Na década de 1970, fiz duas disciplinas de estatística, e numa delas aprendi que, às vezes, ocorrem falsas “correlações” ou “correlações espúrias”. Na aula, citou-se o seguinte exemplo: o fato de que 98% das pessoas em quem se constata câncer de pulmão sejam fumantes não significa que o cigarro seja o responsável. O responsável pode ser o fósforo com que se acende o cigarro. (Prezados leitores, este é um exemplo fictício – obviamente, o cigarro causa câncer, sim). Esse exemplo visa a mostrar que existem situações em que uma aparente e tacitamente aceita “correlação” estatística entre causa e efeito pode não ser verdadeira. No presente caso, o caráter espúrio da “correlação” entre câncer e cigarro restaria confirmado se entre os fumantes que o acendem com isqueiro se constatasse a ausência total da doença.
As considerações acima foram motivadas por duas matérias publicadas em encartes do Correio do Povo de 15 de outubro de 2016, ambas abordando, de alguma forma, o racismo. A primeira refere-se ao racismo no futebol (no encarte “+Domingo”, intitulada “Um título nada desejado”, assinada por Carlos Corrêa, p. 6-7), e é aí que entram em jogo relações de causa e efeito. A matéria trata de um relatório do Observatório da Discriminação Racial, que aponta o Rio Grande do Sul como campeão de atos de racismo no futebol brasileiro, incluindo um crescimento de cinco casos em 2014 para nove casos em 2015. Ao final da matéria, que apresenta e comenta o citado relatório, aparece um “box” sob o título “Casos não estão apenas na Serra” – e é em relação a ele que tomo a liberdade de tecer alguns poucos comentários. Tempos atrás, publiquei, neste site, uma nota intitulada “Viva a imprensa livre – e responsável!”, na qual critiquei o autor de uma matéria sobre discriminação por não ter visto que os dados por ele mesmo apresentados não confirmavam suas conclusões. Nesse sentido, cabe um voto de louvor ao autor da matéria do Correio do Povo – ele enxergou esse problema, a pequena crítica que lhe faço é que poderia ter avançado um pouco mais.
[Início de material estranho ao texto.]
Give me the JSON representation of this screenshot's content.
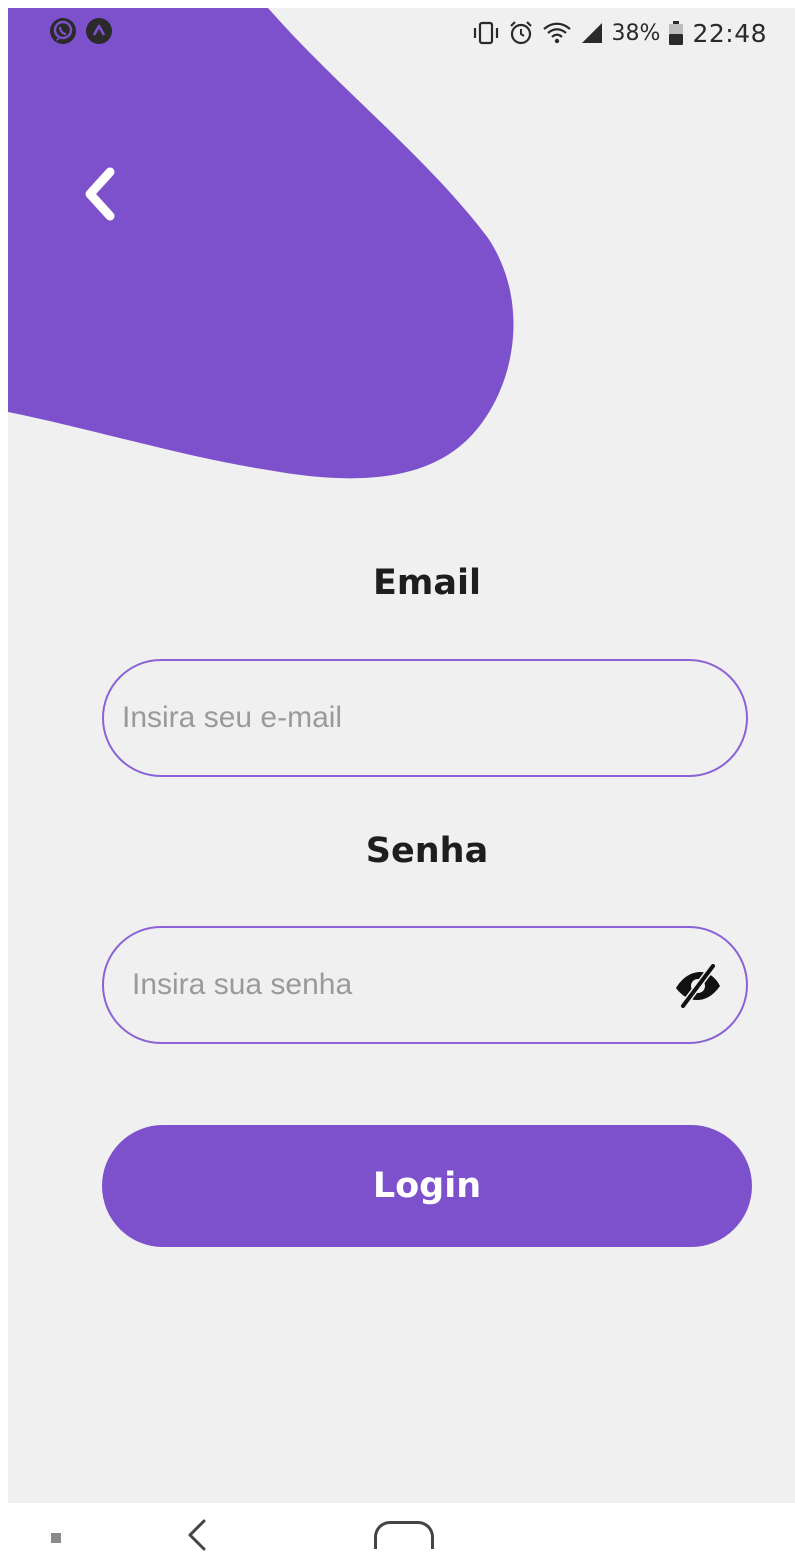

Vamos ao texto do “box”. Nele se lê aquilo que é senso comum absoluto: “Entre as explicações mais frequentes [para o racismo no futebol], aparecem fatores culturais, como as colonizações italiana e alemã”. Essa frase do autor da matéria é seguida de uma manifestação de autoflagelação do presidente do Esportivo de Bento Gonçalves, Guilherme Salton: “Vou dizer o quê? É um pouco da cultura do italiano”. Mas aí volta o jornalista, demonstrando espírito crítico: “A Serra Gaúcha, aliás, é citada quase sempre quando se fala de episódios racistas no futebol, o que evidencia uma meia verdade”. A seguir, admite dois casos graves na Serra: o do zagueiro Antônio Calos Zago, do Juventude de Caxias do Sul, em 2006, e a agressão por parte de torcedores do Esportivo ao árbitro Márcio Chagas da Silva, em 2014.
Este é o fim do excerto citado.